As early as 1985, in A Robot in Every Home, futurist Mike Higgins predicted that “pet robots” would ultimately provide companionship for the elderly. He was right.
“Service robots,” like the vacuum cleaner Roomba (on sale at Costco for $299), perform instrumental tasks. By contrast, “social/emotional robots” target the experiential aspects of our lives. Earlier this year the journal GeroPsych devoted an entire issue to the use of social/emotional robots in the aging global population.
The most widely used social/emotional robot is Paro, developed in Japan over a 12 year period by Dr. Takanori Shibata at the Japanese National Institute of Advanced Industrial Science and Technology. Paro, modeled on a baby harp seal, is cute and cuddly. It has internal sensors, responds to its name, and apparently can adapt to the preferences of the person interacting with it. The company website features videos of nursing home residents holding and petting Paro. A man, who is said to have been non-communicative, is shown singing to Paro.
Paro has been used with elderly patients with dementia in Japan and Europe since 2003. It’s slowly being disseminated in the US since the FDA approved it as a “Type 2 Medical Device” in 2009. Here’s how the Vinson Hall Retirement Community, which was a pilot site for Paro prior to FDA approval, describes the role Paro plays in its program:
Vinson Hall Retirement Community was one of the first Continuing Care Retirement Communities in the United States to include Paro as an ongoing part of our therapy program – with positive results. Paro has been in our community since March 2008, and we have a robot that resides in each of our residences.
In our award winning residence for the memory impaired, The Sylvestery, Paro is used to ease anxiety and calm residents with dementia, Alzheimer’s and other cognition disorders. In our independent and assisted living residences, Paro is used quite differently.
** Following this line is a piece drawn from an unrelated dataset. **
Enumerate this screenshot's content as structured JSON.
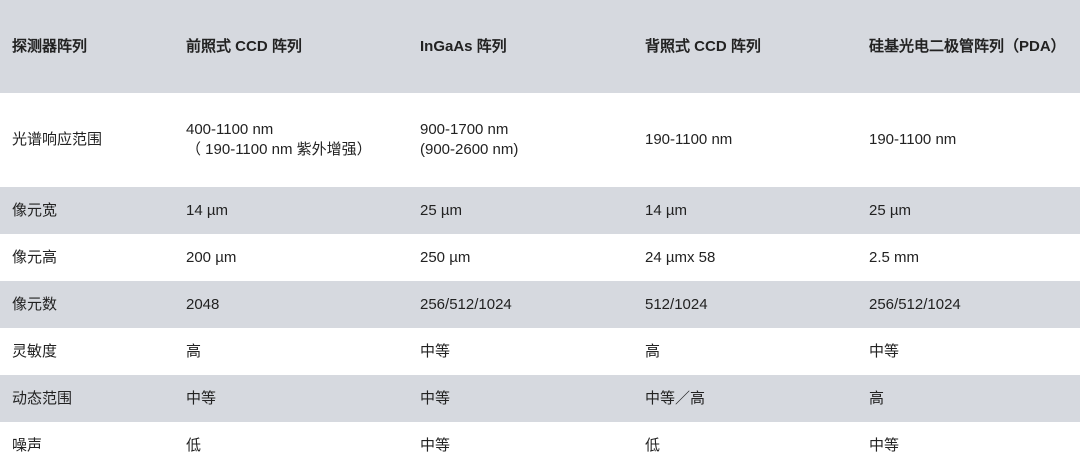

It is a great interactive tool to initiate conversation and socialization in group settings.
A search for “Paro” in Google elicits many videos and popular press articles that present Paro in a very positive light. But according to Lori Marino (quoted here), a neuroscientist at Emory University, “the work done in this area has generally been of low scientific quality, making it very difficult to reliably interpret results. Many reports in the literature are observational or, when prospective, involve very small numbers of patients or lack critical control conditions. As a result, most suffer from . . . inability to identify which components . . . are causally related to any observed short-term changes.”
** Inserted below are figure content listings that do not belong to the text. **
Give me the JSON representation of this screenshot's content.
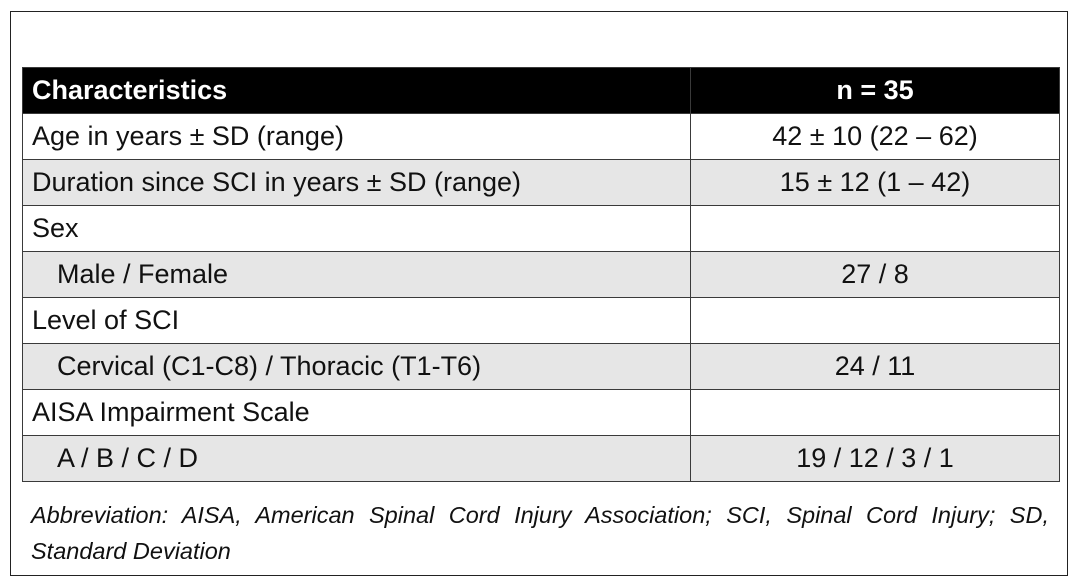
{
  "table": {
    "header": {
      "label": "Characteristics",
      "value": "n = 35"
    },
    "rows": [
      {
        "label": "Age in years ± SD (range)",
        "value": "42 ± 10 (22 – 62)",
        "shaded": false,
        "indent": false
      },
      {
        "label": "Duration since SCI in years ± SD (range)",
        "value": "15 ± 12 (1 – 42)",
        "shaded": true,
        "indent": false
      },
      {
        "label": "Sex",
        "value": "",
        "shaded": false,
        "indent": false
      },
      {
        "label": "Male / Female",
        "value": "27 / 8",
        "shaded": true,
        "indent": true
      },
      {
        "label": "Level of SCI",
        "value": "",
        "shaded": false,
        "indent": false
      },
      {
        "label": "Cervical (C1-C8) / Thoracic (T1-T6)",
        "value": "24 / 11",
        "shaded": true,
        "indent": true
      },
      {
        "label": "AISA Impairment Scale",
        "value": "",
        "shaded": false,
        "indent": false
      },
      {
        "label": "A / B / C / D",
        "value": "19 / 12 / 3 / 1",
        "shaded": true,
        "indent": true
      }
    ]
  },
  "footnote": "Abbreviation: AISA, American Spinal Cord Injury Association; SCI, Spinal Cord Injury; SD, Standard Deviation",
  "colors": {
    "header_background": "#000000",
    "header_text": "#ffffff",
    "shaded_row": "#e6e6e6",
    "border": "#3a3a3a"
  }
}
Some distinguished leaders in geriatric care and technology, like Dr. Bill Thomas, founder of the Green House Project, and Professor Sherry Turkle, director of the MIT Initiative on Technology and the Self, are deeply concerned about technologies like Paro. At the practical level they fear it will replace contact with and care from real human beings. At the intrinsic level, they fear that technologies like Paro will undermine the dignity of elderly persons and the respect accorded to them by others.
I have no doubt that Paro can be a source of comfort to elderly patients with dementia. When I worked at the Massachusetts Mental Health Center during the summer after my first year of medical school I heard about an experiment that would never get by an institutional review board today. Subjects from a population seeking psychotherapy were given the option of speaking to a tape recorder and were told that a therapist, whom they would never meet, would listen to what they said. That was it. No therapist listened to the tapes. No one did. But when the subjects were asked about their “treatment” a remarkable number reported benefit, and felt cared for by their nonexistent “therapist.”
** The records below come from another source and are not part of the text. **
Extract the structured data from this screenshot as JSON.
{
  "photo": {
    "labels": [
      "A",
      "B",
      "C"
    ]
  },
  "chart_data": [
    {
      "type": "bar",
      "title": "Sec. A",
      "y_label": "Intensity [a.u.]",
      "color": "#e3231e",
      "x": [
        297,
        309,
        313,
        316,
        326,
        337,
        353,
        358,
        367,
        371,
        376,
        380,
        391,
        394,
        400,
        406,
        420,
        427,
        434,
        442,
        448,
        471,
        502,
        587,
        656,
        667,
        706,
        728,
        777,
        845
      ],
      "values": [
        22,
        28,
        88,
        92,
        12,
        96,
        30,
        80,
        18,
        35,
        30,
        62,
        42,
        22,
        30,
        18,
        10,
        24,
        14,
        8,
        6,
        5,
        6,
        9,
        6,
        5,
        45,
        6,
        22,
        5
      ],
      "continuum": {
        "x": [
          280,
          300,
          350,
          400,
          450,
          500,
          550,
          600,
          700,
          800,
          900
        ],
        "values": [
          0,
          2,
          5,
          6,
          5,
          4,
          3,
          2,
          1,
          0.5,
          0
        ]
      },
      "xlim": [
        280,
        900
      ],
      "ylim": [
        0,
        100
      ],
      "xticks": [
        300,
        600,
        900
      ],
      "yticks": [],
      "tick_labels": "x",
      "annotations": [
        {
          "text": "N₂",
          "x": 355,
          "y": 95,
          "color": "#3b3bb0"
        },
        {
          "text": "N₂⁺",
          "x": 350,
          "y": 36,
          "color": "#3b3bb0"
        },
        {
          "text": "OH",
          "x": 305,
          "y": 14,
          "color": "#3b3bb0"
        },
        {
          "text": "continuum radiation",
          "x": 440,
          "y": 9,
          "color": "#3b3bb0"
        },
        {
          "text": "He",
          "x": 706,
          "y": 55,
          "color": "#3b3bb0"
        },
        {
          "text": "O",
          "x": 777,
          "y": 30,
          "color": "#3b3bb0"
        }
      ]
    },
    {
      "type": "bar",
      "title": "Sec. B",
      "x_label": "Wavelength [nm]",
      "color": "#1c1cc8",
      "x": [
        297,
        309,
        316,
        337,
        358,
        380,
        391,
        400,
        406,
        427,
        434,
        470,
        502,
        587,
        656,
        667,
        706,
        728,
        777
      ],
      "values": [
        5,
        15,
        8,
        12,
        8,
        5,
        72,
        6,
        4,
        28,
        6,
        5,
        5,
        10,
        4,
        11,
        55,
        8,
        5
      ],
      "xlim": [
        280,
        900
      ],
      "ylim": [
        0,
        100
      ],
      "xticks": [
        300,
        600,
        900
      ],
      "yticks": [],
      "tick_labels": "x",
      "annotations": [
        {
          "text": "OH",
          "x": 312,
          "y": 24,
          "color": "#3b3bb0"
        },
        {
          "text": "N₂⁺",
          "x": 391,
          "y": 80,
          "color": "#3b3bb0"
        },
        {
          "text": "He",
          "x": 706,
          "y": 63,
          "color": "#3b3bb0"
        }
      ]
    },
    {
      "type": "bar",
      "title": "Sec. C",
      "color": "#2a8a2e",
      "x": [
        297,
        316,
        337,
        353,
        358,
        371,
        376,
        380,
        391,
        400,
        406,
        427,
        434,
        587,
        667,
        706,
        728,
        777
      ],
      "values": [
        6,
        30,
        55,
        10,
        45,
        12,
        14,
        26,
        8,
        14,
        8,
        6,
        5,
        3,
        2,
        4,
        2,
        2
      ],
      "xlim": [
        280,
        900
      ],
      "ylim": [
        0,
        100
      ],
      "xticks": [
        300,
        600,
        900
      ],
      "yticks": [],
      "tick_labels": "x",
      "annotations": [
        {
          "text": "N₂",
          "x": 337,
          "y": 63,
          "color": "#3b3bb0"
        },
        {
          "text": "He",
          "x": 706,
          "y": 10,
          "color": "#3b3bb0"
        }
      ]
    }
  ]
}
If a creaky, box-like tape recorder can have a “therapeutic” impact, a cuddly, responsive baby harp seal robot certainly can.
Empirical observation is key for the ethical assessment of Paro. Some caretakers report that Paro in a group increases interaction among nursing home residents. This could reduce isolation. And it would be possible to study the impact of using Paro on the amount of human attention a person receives. It’s theoretically possible that if a person with dementia developed new positive behaviors, that would elicit better attention from humans. The point to make is that the ethical assessment of Paro shouldn’t be made simply on theoretical grounds.
But even if the empirical findings are positive, they wouldn’t “refute” the concerns that have been raised about infantalization and loss of dignity. My own conclusion is that we should continue to pilot technologies like Paro and carefully study the effects on patients and the care they receive. Institutions like the Green House model will reject use of Paro. Others will be open to trying out new technologies. In the same way that proxy decision-makers are asked about other aspects of care, they should be asked about Paro and other technologies. If they feel the technology is inconsistent with the values previously held by the person with dementia whose care they are overseeing, Paro will stay on the shelf.